Determine if the series $\sum_{n=1}^∞ \frac{(8^n)}{n!}$ converges

Question

I know that it converges for n > 16 by the ratio test because I looked at the answer key but am completely lost by the answer keys work.
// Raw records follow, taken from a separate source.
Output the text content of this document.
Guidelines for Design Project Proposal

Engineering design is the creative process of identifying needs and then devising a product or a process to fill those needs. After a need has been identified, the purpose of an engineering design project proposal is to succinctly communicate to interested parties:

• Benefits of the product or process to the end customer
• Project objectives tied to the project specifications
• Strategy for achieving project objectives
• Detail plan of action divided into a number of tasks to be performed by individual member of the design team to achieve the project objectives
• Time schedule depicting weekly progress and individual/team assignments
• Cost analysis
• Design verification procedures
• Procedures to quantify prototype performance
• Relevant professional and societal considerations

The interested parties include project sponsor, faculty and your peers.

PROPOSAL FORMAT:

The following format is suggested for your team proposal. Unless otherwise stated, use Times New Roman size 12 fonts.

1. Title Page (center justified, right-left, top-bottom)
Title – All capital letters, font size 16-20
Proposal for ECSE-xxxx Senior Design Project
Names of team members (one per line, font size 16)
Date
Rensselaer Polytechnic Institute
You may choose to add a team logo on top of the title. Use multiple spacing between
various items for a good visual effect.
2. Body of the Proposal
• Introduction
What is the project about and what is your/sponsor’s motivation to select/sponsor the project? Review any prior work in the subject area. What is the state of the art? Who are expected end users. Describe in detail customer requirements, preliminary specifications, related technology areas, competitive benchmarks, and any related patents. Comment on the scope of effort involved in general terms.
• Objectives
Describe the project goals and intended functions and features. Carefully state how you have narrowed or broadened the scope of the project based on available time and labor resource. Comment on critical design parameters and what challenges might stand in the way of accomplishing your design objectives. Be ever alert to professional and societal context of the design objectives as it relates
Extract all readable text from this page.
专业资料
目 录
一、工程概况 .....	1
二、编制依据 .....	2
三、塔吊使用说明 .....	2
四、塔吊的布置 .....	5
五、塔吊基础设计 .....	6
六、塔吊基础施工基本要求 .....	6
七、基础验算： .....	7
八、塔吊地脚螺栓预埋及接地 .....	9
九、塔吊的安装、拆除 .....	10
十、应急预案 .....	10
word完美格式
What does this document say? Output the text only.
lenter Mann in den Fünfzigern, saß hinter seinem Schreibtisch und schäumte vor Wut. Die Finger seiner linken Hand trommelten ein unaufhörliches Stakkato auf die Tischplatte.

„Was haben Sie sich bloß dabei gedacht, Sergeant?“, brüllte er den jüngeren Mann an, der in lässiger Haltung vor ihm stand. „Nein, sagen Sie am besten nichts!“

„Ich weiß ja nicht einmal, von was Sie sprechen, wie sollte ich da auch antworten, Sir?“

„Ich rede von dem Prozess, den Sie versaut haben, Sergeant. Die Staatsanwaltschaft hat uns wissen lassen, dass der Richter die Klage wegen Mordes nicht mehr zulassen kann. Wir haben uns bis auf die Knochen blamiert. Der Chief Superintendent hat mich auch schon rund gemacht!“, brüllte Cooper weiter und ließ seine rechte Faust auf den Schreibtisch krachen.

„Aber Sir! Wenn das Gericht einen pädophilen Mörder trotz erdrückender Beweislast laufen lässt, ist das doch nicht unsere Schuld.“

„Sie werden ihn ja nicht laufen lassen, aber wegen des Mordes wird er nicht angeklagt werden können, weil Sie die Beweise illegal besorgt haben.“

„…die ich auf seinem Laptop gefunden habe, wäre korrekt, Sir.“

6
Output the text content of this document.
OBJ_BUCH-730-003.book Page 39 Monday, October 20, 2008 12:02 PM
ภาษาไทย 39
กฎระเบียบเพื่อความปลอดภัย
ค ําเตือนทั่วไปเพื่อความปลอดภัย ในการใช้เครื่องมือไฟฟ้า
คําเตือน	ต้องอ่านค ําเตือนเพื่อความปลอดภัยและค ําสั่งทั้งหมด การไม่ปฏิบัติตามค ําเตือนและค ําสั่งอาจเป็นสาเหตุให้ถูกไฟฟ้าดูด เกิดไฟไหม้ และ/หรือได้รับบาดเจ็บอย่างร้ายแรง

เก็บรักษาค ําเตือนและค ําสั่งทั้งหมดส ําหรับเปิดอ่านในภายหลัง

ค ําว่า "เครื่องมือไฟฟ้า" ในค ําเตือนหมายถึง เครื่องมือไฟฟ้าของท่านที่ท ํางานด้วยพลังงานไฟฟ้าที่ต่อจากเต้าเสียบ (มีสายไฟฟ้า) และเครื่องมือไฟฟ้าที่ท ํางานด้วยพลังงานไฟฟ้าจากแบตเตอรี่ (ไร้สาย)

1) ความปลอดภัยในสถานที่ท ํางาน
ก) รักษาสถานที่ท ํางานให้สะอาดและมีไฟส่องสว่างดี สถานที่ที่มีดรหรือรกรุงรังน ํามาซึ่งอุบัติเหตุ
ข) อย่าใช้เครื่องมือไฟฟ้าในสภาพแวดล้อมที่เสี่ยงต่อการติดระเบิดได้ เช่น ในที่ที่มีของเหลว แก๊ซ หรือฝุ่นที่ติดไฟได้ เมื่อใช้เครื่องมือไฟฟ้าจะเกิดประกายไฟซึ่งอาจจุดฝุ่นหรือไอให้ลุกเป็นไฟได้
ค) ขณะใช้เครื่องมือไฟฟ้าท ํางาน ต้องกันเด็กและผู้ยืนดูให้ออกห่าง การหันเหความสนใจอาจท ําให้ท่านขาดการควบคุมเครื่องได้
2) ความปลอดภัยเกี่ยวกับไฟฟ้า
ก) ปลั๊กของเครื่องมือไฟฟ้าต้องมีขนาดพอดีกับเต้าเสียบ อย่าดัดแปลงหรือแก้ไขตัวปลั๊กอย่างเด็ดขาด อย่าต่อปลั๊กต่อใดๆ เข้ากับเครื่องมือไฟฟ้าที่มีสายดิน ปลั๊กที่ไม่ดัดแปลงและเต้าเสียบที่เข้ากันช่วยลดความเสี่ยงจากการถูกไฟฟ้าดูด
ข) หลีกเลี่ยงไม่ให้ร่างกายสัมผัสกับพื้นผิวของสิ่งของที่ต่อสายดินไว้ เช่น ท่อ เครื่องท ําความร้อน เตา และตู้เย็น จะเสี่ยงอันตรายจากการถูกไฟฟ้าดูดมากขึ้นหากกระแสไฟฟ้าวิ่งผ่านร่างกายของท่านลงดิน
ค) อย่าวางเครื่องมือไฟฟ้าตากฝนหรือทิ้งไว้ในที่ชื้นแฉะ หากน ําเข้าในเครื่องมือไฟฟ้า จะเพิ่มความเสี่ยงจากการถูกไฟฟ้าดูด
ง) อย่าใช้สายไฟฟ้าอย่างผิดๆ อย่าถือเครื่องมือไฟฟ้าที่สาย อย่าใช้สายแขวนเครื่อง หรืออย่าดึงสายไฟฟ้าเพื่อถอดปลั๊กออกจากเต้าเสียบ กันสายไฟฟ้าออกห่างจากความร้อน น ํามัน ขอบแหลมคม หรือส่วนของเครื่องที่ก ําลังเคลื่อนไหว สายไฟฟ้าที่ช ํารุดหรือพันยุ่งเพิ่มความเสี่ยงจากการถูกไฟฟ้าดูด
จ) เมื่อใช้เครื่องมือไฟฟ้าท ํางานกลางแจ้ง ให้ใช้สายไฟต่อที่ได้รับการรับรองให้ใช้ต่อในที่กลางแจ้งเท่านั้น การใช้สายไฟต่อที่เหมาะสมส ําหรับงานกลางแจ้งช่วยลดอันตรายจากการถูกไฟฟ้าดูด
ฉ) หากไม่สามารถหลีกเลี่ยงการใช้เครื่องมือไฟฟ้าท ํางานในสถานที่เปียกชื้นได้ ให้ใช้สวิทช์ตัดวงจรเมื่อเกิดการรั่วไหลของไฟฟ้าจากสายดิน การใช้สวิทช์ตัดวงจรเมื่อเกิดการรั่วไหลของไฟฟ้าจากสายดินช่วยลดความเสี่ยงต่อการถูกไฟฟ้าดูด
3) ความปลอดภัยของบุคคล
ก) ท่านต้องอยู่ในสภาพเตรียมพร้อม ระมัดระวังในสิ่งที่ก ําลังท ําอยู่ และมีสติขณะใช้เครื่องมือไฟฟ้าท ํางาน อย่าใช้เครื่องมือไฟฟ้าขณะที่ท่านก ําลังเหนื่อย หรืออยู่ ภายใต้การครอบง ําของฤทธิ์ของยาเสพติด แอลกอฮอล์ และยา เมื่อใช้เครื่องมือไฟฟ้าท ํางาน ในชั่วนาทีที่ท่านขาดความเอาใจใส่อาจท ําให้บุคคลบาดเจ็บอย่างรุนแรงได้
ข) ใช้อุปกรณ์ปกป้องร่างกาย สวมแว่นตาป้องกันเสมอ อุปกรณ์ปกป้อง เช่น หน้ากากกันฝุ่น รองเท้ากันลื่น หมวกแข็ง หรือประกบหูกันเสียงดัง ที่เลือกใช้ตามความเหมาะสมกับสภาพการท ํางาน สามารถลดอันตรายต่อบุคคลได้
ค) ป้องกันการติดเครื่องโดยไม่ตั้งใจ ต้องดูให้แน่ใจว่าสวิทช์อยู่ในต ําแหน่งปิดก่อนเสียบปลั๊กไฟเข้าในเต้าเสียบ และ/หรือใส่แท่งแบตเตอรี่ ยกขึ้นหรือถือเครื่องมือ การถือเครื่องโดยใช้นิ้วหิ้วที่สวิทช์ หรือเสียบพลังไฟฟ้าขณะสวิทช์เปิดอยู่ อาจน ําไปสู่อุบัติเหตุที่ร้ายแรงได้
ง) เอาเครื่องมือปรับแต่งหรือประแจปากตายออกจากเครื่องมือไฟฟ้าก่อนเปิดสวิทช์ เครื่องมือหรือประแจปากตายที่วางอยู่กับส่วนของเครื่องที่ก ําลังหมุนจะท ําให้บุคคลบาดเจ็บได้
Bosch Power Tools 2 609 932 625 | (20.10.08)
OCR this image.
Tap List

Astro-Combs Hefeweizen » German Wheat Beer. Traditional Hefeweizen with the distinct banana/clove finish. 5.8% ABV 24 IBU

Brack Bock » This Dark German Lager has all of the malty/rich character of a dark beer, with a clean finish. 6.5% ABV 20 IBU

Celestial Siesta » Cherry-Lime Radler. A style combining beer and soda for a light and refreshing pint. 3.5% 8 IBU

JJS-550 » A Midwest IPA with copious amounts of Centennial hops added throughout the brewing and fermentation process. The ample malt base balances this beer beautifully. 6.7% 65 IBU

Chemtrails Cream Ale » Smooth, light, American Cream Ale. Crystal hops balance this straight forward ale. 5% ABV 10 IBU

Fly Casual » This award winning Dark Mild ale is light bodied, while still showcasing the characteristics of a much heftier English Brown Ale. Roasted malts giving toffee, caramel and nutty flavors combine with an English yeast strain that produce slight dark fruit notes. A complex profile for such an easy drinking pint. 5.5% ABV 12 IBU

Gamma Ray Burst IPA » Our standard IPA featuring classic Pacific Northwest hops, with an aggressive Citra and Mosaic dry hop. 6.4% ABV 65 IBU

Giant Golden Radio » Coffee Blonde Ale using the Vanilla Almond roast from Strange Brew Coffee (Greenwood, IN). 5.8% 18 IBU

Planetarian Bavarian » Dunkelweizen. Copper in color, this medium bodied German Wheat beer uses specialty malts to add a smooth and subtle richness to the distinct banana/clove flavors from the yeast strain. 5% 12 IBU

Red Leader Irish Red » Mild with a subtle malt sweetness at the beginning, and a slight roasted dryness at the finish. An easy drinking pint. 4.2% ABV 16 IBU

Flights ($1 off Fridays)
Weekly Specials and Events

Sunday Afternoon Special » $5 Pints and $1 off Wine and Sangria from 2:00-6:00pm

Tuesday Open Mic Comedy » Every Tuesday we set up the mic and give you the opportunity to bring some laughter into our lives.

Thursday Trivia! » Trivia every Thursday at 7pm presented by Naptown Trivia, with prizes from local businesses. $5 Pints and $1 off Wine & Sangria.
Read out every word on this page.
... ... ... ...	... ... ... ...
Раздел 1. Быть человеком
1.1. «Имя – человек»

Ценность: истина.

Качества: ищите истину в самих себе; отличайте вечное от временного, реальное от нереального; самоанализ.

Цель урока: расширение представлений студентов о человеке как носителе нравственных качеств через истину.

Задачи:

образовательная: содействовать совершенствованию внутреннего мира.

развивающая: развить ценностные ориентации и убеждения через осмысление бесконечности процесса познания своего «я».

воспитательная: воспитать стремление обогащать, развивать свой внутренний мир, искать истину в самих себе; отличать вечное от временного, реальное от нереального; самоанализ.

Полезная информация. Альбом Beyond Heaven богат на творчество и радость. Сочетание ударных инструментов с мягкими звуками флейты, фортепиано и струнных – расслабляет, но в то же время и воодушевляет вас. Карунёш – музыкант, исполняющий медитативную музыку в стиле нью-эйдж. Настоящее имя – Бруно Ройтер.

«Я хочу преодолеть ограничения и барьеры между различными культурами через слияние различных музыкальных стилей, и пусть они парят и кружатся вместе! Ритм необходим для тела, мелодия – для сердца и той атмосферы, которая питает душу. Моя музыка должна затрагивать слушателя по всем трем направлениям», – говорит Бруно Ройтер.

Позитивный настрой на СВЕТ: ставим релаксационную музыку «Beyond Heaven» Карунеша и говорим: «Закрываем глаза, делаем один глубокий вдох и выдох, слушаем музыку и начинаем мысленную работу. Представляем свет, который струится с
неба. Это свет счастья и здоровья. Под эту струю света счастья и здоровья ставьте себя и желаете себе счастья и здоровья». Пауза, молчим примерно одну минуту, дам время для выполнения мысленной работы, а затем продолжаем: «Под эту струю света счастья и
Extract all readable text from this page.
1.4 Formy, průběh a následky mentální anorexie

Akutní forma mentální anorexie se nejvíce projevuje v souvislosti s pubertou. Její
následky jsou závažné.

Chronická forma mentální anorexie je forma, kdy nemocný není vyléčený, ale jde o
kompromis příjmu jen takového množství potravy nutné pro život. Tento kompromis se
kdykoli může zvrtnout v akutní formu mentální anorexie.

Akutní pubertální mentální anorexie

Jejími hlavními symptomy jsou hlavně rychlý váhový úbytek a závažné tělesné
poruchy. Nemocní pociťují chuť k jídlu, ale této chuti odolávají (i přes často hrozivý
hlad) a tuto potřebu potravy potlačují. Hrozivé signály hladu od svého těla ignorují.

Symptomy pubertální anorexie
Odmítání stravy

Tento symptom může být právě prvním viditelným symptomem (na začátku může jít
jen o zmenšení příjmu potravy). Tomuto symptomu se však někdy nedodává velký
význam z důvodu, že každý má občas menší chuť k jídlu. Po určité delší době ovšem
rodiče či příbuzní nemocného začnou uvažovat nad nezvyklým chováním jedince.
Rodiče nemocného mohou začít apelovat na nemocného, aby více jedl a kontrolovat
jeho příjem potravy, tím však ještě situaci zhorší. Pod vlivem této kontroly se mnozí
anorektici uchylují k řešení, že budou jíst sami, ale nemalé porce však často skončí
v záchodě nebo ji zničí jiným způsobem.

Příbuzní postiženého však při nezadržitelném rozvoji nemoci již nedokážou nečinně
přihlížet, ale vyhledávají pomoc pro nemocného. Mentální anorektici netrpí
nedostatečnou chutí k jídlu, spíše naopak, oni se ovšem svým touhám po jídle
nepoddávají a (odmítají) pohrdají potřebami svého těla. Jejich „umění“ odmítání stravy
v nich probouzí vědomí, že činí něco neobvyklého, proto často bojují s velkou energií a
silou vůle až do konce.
Any help would be much appreciated.

Answer 1

So you have $a_n = 8^n/n!$ and so $$ \frac{a_{n+1}}{a_n} = \frac{8^{n+1}/(n+1)!}{8^n/n!} = \frac{8^{n+1}}{8^n} \times \frac{n!}{(n+1)!} = \frac{8}{1} \times\frac{1}{n+1} = \frac{8}{n+1} \to 0... $$

Answer 2

Since $$e^x=\sum_{n=0}^{\infty} \frac{x^n}{n!}$$

Your series is $$-1+\sum_{n=0}^{\infty}\frac{8^n}{n!}=e^8-1$$

Answer 3

As gt6989b pointed out: $$\frac{a_{n+1}}{a_n}=\frac{8}{n+1}$$ When this subjected to ratio test: $$\lim_{n\to\infty}\frac{\vert a_{n+1}\vert}{\vert a_n\vert}=\lim_{n\to\infty}\frac{8}{n+1}\to 0$$ This tells us that $\sum_{n=1}^{\infty} \left(\frac{8^n}{n!}\right)$ converges.